Recostou-se na cadeira e tirou os tênis debaixo da mesa, numa atitude incomum para o designer de estilo calmo e eficiente quando em seu trabalho. Bateu os olhos pela sala, observando com uma visão nova a aparência, cor e forma de cada móvel. Levantou-se e se aproximou da estante de livros de arte e design, analisando as lombadas como se fosse um leitor curioso em primeira visita a uma nova livraria.
“Pronto” – disse a si mesmo – “Agora paro de reconhecer tudo o que tinha significado em minha vida. É esse o próximo passo? Tipo um Alzheimer existencial?”.
Quatro –
Um instante se passou sem respostas. Max voltou a encarar a fileira de livros na estante. Fixou seu olhar em um grosso volume dedicado a Lucien Freud. Seus temas universais, as pessoas e suas vidas, retratados com tamanha força e estranheza sugeriam para Max, naquele momento, uma humanidade sem o conhecimento de suas possibilidades.
Seus retratos. Se suas descrições fossem verdadeiras, exibiam uma embriaguez de visão, uma noite escura e sem lua que, tomada como verdade, refletia vidas que compensavam a falta de Iluminação com mais-imperfeições perfeitamente pintadas, solicitando ao espectador um olhar de abandono. Essa foi a escolha do artista. Seu ponto de vista. Sua genialidade.
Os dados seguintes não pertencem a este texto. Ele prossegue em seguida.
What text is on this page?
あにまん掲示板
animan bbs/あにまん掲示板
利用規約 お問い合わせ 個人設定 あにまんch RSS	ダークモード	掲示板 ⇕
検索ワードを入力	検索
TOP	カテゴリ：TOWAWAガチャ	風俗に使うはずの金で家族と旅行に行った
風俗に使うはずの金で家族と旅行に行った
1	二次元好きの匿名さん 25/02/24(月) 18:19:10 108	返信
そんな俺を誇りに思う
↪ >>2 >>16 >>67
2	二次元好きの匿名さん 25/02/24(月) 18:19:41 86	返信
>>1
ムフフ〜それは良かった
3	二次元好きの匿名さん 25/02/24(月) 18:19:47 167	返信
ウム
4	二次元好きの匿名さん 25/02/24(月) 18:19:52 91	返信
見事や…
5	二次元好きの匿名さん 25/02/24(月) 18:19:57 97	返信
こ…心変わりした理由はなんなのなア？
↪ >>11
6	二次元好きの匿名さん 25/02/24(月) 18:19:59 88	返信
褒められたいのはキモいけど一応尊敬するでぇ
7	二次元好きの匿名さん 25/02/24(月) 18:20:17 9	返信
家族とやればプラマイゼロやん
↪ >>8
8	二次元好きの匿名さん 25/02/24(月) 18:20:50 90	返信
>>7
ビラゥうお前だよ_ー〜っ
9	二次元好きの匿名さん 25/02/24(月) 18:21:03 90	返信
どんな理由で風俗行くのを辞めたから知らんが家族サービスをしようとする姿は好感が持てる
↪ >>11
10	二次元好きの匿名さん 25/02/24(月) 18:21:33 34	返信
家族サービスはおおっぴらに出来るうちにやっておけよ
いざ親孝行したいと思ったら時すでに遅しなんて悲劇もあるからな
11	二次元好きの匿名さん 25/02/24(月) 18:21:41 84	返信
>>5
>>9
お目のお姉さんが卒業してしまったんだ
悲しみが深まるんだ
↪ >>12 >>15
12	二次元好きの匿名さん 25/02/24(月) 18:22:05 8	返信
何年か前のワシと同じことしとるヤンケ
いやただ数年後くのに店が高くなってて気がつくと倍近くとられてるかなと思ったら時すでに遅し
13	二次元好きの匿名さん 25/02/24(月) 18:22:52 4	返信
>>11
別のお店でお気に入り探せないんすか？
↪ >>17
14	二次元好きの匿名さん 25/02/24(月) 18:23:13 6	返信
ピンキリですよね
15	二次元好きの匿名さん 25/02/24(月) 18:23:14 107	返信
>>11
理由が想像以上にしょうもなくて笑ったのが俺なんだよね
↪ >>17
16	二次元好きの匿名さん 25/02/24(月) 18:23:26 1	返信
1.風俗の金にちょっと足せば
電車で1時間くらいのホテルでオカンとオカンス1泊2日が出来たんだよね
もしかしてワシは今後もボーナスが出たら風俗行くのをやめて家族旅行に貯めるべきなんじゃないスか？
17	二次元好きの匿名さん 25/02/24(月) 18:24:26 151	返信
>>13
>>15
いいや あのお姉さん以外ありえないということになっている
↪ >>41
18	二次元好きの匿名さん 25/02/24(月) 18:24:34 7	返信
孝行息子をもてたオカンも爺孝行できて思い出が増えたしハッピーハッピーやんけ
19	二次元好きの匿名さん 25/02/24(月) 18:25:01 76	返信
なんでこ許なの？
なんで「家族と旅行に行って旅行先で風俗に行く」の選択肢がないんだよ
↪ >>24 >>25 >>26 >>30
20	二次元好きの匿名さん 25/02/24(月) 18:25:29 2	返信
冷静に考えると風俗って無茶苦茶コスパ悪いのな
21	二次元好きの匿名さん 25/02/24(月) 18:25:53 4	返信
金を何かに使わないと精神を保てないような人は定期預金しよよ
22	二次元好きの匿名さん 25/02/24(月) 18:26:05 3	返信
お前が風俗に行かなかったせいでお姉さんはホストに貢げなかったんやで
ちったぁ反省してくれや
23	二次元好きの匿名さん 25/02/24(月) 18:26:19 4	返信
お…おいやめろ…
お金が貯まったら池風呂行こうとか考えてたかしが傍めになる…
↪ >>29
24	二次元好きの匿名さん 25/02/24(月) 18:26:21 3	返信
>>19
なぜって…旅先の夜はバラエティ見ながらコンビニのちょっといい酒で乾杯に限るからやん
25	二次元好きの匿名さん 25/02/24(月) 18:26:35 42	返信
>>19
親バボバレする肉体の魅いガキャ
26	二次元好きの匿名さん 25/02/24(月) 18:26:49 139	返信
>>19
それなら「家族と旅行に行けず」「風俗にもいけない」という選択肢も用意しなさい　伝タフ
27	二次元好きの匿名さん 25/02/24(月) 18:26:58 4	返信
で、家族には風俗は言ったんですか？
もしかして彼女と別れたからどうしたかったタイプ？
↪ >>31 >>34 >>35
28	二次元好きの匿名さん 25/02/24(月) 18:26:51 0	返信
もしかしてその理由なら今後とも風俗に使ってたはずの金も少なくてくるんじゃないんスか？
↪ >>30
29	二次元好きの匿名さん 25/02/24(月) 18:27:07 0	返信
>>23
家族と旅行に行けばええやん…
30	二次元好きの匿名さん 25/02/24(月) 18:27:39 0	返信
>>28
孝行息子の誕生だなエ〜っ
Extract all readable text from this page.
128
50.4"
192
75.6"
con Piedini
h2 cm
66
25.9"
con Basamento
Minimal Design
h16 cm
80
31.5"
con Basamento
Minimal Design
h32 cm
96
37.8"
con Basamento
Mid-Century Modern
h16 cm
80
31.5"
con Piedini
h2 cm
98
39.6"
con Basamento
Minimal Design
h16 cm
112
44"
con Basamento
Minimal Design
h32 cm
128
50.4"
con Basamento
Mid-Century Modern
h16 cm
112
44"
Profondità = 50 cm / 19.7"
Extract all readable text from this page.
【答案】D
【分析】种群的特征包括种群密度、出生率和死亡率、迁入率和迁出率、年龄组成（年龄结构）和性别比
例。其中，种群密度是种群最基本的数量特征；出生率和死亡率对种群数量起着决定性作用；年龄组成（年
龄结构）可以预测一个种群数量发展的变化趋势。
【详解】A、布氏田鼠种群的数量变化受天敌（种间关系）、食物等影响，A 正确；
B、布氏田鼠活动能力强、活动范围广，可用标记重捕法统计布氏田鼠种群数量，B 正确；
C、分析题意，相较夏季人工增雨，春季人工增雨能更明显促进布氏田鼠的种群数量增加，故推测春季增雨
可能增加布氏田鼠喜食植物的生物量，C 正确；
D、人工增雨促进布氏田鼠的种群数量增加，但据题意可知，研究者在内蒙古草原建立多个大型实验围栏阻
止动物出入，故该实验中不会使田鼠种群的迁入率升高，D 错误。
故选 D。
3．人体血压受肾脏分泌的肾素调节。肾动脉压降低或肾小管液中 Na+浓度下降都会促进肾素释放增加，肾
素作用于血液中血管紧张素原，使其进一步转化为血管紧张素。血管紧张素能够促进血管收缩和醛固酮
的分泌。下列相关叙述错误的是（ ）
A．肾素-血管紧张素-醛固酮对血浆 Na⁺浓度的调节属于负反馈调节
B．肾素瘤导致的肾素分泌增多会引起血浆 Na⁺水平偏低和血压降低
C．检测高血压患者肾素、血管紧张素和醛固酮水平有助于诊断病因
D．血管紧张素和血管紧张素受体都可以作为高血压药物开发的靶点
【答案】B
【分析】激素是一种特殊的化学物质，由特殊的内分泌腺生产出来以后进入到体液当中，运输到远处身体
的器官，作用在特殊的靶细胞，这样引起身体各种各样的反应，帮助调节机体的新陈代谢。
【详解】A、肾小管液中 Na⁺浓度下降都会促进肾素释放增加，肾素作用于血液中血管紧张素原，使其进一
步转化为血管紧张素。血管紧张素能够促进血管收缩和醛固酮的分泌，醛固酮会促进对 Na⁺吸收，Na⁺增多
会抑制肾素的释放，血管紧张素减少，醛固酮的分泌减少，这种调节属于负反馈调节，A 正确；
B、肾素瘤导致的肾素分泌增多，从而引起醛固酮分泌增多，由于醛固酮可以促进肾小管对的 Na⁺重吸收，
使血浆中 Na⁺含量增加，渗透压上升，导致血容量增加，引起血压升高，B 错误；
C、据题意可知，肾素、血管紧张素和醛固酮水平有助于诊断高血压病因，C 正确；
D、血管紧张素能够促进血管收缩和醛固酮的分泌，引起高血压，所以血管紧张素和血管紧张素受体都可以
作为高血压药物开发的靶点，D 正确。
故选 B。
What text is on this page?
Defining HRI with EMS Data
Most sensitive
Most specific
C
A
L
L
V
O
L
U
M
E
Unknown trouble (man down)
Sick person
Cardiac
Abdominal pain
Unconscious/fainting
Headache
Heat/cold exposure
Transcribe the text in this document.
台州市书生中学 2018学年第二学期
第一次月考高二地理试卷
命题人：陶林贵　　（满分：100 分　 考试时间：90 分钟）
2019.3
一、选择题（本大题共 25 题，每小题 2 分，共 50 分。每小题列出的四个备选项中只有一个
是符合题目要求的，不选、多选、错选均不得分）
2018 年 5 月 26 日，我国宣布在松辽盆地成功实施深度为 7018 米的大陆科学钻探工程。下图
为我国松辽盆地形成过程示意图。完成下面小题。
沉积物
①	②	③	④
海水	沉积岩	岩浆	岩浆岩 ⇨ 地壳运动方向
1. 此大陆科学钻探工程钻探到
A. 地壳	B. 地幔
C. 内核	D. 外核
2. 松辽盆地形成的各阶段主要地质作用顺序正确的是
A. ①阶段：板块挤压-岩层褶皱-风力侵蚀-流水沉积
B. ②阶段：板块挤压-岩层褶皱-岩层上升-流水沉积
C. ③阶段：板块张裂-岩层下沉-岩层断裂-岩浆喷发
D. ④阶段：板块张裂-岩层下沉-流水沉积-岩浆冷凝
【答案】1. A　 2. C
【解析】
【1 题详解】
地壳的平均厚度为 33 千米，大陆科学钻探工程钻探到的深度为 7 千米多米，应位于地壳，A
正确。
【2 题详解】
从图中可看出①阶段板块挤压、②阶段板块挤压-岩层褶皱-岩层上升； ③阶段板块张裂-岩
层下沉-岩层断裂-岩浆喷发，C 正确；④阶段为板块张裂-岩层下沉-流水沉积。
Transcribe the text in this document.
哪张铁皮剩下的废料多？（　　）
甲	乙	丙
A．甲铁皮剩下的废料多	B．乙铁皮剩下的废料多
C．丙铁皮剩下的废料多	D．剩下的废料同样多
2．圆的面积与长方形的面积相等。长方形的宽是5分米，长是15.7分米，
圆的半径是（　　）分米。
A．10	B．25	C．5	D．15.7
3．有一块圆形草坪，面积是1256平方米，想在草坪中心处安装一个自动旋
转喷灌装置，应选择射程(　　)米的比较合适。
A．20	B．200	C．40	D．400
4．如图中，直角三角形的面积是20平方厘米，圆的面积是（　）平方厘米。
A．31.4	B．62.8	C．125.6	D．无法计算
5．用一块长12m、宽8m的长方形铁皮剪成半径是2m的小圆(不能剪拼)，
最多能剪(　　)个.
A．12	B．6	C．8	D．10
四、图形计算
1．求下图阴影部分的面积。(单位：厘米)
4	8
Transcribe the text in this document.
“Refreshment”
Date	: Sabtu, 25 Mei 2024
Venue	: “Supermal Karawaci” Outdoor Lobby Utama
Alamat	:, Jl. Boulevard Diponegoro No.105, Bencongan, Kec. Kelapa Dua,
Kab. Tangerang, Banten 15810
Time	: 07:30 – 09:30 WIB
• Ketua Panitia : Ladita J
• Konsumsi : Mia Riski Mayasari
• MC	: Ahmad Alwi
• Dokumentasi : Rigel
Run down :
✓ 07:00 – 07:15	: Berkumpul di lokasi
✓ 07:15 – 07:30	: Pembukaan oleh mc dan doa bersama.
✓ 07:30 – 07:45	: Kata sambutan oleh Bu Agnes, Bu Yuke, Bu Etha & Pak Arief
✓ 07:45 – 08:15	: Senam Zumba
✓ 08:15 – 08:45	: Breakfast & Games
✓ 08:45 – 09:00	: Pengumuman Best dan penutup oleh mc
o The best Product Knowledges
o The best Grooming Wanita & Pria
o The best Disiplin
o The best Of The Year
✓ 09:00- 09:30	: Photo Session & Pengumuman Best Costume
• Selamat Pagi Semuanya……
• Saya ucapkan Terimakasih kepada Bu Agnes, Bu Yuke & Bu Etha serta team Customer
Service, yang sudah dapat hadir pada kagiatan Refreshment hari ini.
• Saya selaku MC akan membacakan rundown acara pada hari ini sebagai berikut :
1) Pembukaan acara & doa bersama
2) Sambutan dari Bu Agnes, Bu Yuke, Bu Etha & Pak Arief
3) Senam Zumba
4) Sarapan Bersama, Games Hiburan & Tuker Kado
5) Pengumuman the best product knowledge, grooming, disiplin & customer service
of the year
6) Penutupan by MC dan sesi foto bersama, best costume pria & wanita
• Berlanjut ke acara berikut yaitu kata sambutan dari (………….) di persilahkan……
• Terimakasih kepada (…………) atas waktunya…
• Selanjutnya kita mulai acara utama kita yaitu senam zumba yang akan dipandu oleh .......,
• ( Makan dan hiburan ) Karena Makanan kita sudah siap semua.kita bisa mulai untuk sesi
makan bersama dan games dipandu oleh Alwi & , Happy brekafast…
Seria a sua escolha? Veria o visitante com o olhar deformado e intenso de Lucien Freud?
Max deu um tapinha amistoso na lombada do livro. Escutou-se dizer:
– Chega. Por que não começar pelo começo? Começar pelo agora?
E, como resposta à sua Lição do Presente – Começar pelo começo. Começar pelo Agora – o telefone sobre sua mesa de trabalho tocou.
Pego de surpresa, com uma expressão de completa rendição – o olhar de “taí um negócio sincrônico pra caramba que eu não imaginei que podia acontecer”, tirou o telefone do gancho sem esforço algum.
– Max, a gráfica não conseguiu abrir o arquivo. Tão pedindo um pendrive pra não ter erro. – a voz de Ana saiu urgente e profissional.
– Tudo bem. Pode mandar.
– O Tonteira saiu pra levar o filho ao médico.
– Manda eles buscarem.
– Já fiz isso.
– Mais alguma coisa?
– E como não? – Ana respondeu, num tom de galhofa.
– Conta.
– Você não vai gostar de saber.
– Conta mesmo assim.
– Faltou água em praticamente toda a zona leste da cidade. A sugestão do dia é: usar os banheiros com parcimônia.
– A sugestão da casa acompanha fritas e refri médio?
– Não. Só um balde.
– Entendi. Acho que não vou sair da minha sala hoje.
– Ótimo pedido, chefe. A casa agradece a preferência.